Wilder od dłuższego czasu domaga się starcia z Brytyjczykiem i jest nawet gotów pójść na ustępstwa w sprawie wpływów z walki, godząc się na podział 60/40 na korzyść Anthony'ego Joshuy. Obaj pięściarze są obecnie w posiadaniu najbardziej prestiżowych pasów w kategorii ciężkiej, choć Anthony'ego Joshuę 31 marca czeka jeszcze pojedynek z silnie bijącym Josephem Parkerem.
- Jeśli ktoś twierdzi, że ja nie chcę tej walki, to jest idiotą. Ja kocham pieniądze, to właśnie po to organizujemy gale bokserskie, a jeśli pójdzie za tym świetny sport, to sukces jest kompletny. Dlatego właśnie zrobię walkę Wildera z Joshuą, bo kocham zarabiać ogromne pieniądze, a dzisiaj to walka, która wygeneruje rekordowe zyski. Do tej walki dojdzie jeszcze w tym roku, jeśli tylko Wilder czegoś nie wymyśli - powiedział Eddie Hearn.
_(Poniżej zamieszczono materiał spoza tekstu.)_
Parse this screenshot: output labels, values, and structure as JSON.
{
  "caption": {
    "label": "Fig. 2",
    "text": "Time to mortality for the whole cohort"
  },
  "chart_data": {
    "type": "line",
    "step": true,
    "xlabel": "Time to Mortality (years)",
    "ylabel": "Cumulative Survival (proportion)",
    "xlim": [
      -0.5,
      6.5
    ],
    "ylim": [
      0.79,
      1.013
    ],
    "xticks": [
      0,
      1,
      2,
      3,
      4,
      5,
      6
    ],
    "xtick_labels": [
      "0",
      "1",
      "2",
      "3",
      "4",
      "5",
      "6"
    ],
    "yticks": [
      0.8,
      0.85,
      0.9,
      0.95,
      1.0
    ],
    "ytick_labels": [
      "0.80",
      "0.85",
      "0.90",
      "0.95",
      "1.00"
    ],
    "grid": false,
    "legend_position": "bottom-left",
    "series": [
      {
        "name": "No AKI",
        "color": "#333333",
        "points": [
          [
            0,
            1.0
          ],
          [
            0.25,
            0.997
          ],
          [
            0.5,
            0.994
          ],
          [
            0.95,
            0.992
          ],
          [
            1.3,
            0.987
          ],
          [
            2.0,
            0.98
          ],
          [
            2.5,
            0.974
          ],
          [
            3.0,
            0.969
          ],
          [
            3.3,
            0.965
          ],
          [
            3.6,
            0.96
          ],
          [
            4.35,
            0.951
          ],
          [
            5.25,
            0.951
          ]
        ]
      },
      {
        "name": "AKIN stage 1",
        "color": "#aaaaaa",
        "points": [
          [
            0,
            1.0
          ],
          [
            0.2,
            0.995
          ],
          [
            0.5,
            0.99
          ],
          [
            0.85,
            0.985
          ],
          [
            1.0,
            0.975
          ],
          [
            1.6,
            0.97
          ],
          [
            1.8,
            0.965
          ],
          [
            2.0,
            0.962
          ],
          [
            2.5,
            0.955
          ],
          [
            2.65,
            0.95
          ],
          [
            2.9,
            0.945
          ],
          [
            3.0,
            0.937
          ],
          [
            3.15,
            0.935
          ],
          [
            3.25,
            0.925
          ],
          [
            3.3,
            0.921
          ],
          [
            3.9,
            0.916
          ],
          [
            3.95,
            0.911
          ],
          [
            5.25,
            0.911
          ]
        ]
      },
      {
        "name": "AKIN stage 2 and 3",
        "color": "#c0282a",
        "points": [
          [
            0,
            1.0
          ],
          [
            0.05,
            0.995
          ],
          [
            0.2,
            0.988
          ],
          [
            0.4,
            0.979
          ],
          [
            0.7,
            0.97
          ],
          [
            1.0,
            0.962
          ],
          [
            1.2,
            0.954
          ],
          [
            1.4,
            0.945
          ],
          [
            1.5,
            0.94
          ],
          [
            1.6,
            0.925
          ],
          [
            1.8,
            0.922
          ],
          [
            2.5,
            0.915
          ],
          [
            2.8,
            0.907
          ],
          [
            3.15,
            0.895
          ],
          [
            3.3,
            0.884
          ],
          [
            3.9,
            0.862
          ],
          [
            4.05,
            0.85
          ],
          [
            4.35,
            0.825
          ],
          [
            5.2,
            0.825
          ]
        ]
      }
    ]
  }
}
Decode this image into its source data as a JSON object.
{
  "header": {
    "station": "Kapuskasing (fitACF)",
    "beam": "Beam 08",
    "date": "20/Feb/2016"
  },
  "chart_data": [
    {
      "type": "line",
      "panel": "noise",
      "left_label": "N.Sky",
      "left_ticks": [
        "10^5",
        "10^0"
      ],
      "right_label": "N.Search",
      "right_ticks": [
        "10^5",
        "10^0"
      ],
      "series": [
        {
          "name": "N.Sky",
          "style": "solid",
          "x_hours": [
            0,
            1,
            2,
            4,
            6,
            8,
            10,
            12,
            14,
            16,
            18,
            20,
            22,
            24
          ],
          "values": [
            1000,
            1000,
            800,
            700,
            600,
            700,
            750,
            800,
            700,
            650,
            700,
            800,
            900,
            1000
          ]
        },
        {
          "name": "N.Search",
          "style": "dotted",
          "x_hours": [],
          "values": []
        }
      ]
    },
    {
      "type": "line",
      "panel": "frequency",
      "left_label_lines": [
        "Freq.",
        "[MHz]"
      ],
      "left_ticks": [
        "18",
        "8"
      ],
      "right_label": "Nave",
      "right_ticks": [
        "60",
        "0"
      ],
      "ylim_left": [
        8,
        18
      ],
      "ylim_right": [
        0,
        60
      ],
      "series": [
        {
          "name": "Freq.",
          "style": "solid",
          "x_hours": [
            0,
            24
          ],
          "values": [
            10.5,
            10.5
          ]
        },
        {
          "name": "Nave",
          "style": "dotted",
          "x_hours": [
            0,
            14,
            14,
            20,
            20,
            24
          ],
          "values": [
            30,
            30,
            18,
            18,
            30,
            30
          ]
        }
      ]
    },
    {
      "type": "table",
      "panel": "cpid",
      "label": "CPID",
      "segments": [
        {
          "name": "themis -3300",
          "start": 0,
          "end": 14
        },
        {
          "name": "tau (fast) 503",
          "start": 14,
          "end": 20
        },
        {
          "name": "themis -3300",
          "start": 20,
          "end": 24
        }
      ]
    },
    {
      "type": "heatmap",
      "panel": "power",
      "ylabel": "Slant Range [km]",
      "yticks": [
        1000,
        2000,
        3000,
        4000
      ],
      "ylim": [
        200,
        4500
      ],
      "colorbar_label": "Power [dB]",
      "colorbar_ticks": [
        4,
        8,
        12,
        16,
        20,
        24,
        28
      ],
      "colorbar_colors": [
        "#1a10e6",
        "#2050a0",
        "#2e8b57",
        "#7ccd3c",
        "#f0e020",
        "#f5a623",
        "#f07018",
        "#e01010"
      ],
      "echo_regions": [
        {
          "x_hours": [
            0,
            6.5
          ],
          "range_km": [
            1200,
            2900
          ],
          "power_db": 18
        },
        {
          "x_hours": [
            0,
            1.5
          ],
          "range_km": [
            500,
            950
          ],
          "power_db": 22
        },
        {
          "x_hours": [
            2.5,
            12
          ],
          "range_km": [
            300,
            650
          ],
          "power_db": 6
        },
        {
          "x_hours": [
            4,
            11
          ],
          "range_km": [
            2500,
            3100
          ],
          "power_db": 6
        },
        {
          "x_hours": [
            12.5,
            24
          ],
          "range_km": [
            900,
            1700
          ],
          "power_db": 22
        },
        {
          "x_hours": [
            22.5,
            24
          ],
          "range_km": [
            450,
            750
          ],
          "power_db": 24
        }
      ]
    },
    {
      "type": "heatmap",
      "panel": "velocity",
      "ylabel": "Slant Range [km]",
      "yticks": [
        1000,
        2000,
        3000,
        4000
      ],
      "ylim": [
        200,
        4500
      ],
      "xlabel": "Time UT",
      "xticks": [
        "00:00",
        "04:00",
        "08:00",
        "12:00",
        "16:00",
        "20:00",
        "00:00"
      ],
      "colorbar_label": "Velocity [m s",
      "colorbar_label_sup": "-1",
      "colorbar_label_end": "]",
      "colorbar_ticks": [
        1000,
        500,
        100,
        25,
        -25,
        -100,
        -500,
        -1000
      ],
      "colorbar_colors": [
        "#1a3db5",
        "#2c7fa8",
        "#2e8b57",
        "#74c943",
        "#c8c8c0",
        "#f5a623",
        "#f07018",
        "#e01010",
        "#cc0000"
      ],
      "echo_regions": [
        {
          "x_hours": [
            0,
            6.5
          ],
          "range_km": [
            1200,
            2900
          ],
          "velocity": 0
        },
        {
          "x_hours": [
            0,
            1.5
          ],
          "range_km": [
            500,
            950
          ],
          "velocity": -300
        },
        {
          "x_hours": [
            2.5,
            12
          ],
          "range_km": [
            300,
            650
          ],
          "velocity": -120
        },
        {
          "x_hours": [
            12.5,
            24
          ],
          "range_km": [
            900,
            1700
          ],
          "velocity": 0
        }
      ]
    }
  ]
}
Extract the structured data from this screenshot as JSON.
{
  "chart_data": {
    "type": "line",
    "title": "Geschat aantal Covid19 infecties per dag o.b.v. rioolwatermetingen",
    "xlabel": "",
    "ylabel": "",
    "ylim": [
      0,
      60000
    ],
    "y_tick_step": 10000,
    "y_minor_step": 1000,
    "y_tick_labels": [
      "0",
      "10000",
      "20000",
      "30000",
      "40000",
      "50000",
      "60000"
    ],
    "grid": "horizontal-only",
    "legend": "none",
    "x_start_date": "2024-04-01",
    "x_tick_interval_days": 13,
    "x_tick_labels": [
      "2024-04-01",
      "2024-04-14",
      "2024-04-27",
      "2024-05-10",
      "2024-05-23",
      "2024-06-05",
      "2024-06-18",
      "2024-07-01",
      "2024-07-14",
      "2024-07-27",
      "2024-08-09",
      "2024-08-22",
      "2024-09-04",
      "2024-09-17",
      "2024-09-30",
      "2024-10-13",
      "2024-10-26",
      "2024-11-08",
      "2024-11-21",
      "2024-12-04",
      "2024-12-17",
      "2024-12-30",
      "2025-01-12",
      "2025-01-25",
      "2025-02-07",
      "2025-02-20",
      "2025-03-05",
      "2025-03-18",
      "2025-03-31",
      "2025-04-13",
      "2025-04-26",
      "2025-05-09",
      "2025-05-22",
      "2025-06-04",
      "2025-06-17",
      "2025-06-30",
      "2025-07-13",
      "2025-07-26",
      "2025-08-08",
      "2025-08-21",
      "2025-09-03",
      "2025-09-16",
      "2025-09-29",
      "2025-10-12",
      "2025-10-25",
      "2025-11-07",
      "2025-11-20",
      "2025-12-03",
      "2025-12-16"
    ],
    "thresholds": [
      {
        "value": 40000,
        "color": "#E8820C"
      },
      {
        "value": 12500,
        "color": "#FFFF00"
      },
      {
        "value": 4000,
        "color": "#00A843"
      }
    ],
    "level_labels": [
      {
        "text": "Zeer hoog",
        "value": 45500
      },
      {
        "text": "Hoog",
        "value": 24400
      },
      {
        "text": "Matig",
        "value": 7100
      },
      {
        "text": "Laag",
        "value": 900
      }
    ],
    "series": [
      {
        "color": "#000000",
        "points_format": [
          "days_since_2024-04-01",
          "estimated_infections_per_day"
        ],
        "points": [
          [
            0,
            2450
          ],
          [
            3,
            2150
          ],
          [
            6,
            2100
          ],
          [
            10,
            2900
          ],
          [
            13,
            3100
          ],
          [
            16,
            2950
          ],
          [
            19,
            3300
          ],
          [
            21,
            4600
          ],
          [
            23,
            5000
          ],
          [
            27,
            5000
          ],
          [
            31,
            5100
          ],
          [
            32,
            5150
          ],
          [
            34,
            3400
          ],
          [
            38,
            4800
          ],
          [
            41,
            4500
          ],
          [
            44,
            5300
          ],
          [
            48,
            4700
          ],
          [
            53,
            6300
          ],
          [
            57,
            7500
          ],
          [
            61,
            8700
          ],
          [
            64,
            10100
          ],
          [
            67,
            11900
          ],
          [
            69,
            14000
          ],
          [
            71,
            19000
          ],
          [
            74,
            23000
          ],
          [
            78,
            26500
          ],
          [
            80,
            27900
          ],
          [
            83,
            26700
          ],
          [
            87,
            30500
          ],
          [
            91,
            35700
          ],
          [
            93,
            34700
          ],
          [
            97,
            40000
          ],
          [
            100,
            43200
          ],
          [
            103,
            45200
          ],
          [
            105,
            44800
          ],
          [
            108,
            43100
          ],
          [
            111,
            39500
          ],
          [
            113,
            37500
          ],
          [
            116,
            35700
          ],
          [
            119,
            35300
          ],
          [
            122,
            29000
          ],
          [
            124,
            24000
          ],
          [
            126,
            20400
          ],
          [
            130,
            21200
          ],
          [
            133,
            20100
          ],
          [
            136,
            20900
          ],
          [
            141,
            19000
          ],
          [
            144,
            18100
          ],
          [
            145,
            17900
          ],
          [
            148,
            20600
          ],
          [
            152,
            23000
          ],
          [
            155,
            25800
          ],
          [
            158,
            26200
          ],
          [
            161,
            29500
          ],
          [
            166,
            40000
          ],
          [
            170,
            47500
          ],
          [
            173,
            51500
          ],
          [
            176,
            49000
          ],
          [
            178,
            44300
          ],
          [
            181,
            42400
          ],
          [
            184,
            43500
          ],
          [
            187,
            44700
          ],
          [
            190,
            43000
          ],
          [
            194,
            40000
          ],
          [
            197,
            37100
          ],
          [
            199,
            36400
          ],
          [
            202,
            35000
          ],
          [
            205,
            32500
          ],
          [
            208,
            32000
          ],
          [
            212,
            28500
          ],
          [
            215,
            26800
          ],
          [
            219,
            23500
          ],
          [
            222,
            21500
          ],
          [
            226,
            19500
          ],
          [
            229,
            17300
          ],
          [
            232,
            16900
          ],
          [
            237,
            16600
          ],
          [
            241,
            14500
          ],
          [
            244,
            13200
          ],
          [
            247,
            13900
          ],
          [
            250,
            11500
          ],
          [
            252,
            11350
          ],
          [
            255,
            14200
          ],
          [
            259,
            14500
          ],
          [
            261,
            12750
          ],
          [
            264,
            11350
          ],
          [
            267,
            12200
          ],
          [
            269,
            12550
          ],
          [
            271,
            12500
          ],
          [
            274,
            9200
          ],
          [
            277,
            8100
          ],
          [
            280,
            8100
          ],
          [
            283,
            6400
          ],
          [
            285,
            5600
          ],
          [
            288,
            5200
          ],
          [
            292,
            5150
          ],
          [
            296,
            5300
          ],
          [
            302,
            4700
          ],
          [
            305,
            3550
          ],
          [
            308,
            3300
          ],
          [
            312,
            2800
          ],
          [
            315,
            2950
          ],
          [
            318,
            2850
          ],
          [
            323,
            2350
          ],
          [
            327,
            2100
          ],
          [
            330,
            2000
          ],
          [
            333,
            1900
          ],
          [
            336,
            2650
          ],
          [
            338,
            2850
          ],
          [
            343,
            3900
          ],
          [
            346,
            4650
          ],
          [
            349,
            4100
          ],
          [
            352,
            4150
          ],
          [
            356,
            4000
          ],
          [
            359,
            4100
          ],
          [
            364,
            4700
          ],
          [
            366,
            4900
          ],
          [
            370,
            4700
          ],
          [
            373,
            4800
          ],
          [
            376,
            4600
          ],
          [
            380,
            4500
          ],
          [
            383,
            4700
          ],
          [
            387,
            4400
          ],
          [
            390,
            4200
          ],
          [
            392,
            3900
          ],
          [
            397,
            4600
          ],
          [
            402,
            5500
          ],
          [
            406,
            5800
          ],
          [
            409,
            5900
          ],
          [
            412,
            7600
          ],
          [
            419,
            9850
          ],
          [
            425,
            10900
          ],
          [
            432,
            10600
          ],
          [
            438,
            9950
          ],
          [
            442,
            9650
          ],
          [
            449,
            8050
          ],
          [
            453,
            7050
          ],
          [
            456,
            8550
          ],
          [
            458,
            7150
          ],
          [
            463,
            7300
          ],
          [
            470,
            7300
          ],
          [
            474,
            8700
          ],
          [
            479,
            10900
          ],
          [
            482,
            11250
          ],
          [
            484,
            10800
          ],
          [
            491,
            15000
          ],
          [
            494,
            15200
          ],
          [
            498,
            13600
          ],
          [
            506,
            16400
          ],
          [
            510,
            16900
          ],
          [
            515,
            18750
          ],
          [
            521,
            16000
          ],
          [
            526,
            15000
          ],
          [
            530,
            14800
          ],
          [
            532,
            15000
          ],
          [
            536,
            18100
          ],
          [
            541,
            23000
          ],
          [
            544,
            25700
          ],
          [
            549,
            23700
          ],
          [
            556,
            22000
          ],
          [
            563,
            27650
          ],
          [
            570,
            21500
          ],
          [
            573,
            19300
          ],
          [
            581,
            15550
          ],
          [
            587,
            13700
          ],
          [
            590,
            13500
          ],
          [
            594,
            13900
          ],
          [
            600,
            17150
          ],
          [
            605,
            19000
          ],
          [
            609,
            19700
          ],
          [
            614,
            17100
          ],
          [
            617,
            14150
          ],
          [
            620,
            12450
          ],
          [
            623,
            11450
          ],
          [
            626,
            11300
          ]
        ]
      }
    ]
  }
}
Pojedynek dwóch niepokonanych dotąd pięściarzy może pobić wszelkie dotychczasowe rekordy, zarówno pod wpływem sprzedanych biletów, jak i PPV. Deontay Wilder w 40 zawodowych pojedynkach, aż 39 razy nokautował swoich rywali. Z kolei Anthony Joshua ma na swoim koncie o połowę mniej walk, ale za to wszystkie skończył przed czasem.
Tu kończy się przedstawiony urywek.